That’s not to take anything away from Kyogo, who Van Veen himself readily admits is the better player. In fact, he called him the best player in the league after the recent meeting between the sides at Celtic Park.

I don’t necessarily agree with that statement, with Kyogo’s teammate Callum McGregor the outstanding player in the division for me. He too has a strong claim for his sterling contribution to Celtic’s success, as does the outstanding Reo Hatate. Cameron Carter-Vickers too has been a rock at the back.

Elsewhere, Rangers captain James Tavernier’s consistently outrageous goal return from right back always has him in the mix despite a disappointing season overall for the Ibrox men, while Hearts skipper Lawrence Shankland has also hit 25 goals for the Gorgie side.

If any of these players was to be voted as player of the year for any of the various awards, they would be worthy recipients. And it could be argued that most of them are better players than the big Dutchman overall. But for me, Van Veen’s exploits are all the more impressive given that he has achieved what he has for a team that has spent the majority of the campaign languishing near the foot of the table.

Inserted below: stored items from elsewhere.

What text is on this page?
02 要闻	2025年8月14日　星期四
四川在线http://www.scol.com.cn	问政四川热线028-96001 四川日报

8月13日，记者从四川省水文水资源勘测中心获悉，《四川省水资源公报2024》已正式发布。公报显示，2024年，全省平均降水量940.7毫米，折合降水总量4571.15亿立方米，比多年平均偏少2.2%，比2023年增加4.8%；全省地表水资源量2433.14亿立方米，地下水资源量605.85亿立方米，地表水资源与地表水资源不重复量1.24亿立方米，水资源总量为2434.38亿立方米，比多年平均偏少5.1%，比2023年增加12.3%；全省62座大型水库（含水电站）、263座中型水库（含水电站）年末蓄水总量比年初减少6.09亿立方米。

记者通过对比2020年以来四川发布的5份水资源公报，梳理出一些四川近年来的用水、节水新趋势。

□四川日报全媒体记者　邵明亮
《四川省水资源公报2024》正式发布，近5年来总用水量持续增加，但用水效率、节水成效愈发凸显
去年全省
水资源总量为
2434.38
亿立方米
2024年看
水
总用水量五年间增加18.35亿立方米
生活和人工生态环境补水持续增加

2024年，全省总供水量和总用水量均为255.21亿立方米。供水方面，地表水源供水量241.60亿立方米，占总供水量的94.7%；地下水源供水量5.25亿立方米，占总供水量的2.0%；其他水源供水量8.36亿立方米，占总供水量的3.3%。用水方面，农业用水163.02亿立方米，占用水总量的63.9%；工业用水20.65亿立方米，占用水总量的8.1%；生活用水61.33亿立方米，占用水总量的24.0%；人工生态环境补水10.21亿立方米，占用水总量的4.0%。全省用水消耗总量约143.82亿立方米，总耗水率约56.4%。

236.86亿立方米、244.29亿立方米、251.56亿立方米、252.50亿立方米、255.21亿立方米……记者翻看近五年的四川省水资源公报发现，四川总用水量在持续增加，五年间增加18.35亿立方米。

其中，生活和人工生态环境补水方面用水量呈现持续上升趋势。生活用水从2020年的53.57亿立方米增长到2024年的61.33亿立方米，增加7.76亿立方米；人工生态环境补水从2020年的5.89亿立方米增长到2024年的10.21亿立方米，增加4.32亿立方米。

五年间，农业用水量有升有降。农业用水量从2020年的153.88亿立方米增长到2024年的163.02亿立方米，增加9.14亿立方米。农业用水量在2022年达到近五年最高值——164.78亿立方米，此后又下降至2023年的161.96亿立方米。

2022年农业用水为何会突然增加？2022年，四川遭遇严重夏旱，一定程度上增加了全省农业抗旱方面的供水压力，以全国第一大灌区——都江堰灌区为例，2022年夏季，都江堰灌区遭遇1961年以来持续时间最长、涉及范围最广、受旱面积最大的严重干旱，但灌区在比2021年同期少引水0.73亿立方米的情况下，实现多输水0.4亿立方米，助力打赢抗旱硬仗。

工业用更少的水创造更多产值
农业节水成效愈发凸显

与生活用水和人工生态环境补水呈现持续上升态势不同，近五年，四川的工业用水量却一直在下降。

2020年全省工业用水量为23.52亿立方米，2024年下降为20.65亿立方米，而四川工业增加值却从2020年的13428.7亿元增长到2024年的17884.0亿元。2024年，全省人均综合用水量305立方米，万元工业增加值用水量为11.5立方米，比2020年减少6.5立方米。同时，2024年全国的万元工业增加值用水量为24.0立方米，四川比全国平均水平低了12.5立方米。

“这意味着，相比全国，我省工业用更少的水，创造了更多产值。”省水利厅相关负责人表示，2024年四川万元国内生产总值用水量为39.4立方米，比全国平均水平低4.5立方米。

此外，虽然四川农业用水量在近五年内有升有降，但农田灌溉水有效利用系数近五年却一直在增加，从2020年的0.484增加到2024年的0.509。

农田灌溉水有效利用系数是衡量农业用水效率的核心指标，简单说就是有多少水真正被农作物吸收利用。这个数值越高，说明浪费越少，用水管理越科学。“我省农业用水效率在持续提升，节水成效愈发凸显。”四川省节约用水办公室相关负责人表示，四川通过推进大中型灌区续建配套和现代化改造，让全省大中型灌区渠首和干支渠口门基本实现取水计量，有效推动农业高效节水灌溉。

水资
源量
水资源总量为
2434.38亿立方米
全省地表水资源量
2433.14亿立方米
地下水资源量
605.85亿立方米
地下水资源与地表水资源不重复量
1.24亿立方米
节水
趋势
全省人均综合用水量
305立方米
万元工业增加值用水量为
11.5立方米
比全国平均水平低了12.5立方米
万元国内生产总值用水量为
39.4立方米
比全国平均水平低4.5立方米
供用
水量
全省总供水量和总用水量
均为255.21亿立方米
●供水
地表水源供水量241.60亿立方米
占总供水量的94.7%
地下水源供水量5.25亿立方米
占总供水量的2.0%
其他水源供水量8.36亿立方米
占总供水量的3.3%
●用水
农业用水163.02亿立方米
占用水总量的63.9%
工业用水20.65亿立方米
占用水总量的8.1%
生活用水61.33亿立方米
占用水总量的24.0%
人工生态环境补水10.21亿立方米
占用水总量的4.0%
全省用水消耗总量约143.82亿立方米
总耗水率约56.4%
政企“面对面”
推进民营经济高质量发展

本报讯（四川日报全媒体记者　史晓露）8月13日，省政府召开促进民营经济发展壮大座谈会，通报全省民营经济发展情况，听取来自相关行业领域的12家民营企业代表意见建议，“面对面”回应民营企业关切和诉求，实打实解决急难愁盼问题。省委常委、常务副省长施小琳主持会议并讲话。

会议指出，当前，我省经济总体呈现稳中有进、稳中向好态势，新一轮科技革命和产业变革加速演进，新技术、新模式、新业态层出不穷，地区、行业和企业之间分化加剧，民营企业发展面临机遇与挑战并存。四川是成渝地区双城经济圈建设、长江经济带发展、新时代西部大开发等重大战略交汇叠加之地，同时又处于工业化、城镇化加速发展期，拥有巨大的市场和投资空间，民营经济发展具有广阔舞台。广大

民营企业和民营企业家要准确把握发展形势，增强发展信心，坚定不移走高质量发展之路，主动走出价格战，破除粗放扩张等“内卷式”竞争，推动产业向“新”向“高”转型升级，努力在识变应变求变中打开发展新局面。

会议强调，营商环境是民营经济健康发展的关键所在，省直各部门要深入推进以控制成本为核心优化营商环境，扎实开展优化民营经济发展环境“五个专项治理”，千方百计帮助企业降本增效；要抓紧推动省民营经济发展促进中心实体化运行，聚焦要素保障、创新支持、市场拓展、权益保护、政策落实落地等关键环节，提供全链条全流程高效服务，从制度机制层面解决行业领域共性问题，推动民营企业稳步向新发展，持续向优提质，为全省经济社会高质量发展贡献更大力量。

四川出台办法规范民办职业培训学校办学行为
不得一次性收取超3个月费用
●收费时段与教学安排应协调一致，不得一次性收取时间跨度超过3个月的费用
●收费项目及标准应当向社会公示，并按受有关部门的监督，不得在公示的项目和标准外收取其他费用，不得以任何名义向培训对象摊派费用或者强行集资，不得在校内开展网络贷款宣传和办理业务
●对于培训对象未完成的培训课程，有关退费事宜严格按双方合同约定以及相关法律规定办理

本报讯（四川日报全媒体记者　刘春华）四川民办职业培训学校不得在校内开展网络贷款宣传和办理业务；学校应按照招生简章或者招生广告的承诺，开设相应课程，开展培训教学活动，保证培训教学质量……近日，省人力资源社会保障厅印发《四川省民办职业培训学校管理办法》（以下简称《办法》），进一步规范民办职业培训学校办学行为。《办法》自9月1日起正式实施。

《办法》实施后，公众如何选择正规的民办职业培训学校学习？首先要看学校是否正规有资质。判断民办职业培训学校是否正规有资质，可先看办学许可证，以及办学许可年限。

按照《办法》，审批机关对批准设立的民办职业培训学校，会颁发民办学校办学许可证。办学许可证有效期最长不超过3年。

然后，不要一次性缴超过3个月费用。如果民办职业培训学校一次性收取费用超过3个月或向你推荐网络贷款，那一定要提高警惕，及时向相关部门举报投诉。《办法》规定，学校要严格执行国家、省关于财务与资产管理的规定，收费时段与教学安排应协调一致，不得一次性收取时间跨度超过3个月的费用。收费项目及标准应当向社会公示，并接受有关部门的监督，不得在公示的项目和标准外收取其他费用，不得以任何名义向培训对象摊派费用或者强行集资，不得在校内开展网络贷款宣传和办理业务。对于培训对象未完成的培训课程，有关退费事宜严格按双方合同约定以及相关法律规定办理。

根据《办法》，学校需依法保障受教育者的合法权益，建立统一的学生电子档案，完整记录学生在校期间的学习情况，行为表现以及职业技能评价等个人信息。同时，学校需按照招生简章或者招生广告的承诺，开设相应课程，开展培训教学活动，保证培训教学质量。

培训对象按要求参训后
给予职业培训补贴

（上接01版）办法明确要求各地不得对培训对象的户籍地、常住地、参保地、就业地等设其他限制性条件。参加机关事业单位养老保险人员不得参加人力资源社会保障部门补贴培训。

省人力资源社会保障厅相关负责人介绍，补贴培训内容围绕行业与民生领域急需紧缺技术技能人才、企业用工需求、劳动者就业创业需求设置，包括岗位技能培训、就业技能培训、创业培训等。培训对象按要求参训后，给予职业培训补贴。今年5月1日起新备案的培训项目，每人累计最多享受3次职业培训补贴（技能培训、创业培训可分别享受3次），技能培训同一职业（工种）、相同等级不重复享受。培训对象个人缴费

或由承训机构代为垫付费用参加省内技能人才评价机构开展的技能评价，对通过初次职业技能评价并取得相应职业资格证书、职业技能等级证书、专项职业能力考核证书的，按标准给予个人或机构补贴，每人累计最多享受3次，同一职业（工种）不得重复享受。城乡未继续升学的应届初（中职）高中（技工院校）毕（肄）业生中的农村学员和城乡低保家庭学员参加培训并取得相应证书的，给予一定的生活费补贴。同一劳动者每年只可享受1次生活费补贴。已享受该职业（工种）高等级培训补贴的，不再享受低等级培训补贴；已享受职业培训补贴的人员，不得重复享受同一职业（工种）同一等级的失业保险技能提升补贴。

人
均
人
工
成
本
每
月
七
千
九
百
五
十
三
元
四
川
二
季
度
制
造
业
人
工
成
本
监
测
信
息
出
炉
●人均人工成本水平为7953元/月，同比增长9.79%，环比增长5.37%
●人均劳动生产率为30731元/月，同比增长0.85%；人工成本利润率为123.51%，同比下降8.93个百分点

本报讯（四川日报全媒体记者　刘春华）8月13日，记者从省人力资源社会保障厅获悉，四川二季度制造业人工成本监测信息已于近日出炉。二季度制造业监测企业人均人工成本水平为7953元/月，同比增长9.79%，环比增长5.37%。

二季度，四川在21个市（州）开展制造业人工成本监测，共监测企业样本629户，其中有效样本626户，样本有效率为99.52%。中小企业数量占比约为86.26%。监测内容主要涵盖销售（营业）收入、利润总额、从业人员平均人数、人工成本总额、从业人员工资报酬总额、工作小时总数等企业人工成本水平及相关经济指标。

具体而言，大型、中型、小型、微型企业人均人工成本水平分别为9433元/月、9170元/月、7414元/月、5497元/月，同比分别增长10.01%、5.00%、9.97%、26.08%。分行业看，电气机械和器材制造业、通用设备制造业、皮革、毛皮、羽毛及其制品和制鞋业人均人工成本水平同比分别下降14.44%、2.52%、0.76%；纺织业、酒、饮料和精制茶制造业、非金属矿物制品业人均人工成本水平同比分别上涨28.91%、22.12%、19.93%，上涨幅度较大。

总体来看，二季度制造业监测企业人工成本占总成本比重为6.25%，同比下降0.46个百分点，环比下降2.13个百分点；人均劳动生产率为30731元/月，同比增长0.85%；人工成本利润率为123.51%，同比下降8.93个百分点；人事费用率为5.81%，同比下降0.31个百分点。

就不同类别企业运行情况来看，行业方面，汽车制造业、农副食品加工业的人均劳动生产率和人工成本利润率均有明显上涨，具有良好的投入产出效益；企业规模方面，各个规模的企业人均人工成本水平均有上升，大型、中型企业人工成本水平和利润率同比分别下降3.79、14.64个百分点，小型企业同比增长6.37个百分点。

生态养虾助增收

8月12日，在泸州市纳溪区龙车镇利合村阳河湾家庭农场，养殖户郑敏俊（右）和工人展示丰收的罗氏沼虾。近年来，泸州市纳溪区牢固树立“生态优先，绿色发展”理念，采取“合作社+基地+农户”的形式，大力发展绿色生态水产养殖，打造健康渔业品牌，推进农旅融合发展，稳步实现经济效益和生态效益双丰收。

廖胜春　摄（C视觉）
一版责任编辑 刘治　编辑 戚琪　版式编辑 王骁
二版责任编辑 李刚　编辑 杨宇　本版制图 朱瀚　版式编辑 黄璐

Motherwell’s second top scorer is Blair Spittal, who hit his fifth of the season against Kilmarnock at the weekend. These are awards for individual excellence, and as that stat shows, no individual has contributed so much or been just so critical to his team as Van Veen has.

Without him, Motherwell would surely still be in the thick of the relegation dogfight. Instead, they will survive comfortably, and they have Van Veen to thank for that.

For those reasons, and in a futile attempt to compete somewhat with Van Veen in the affections of my own children, the big man gets my vote.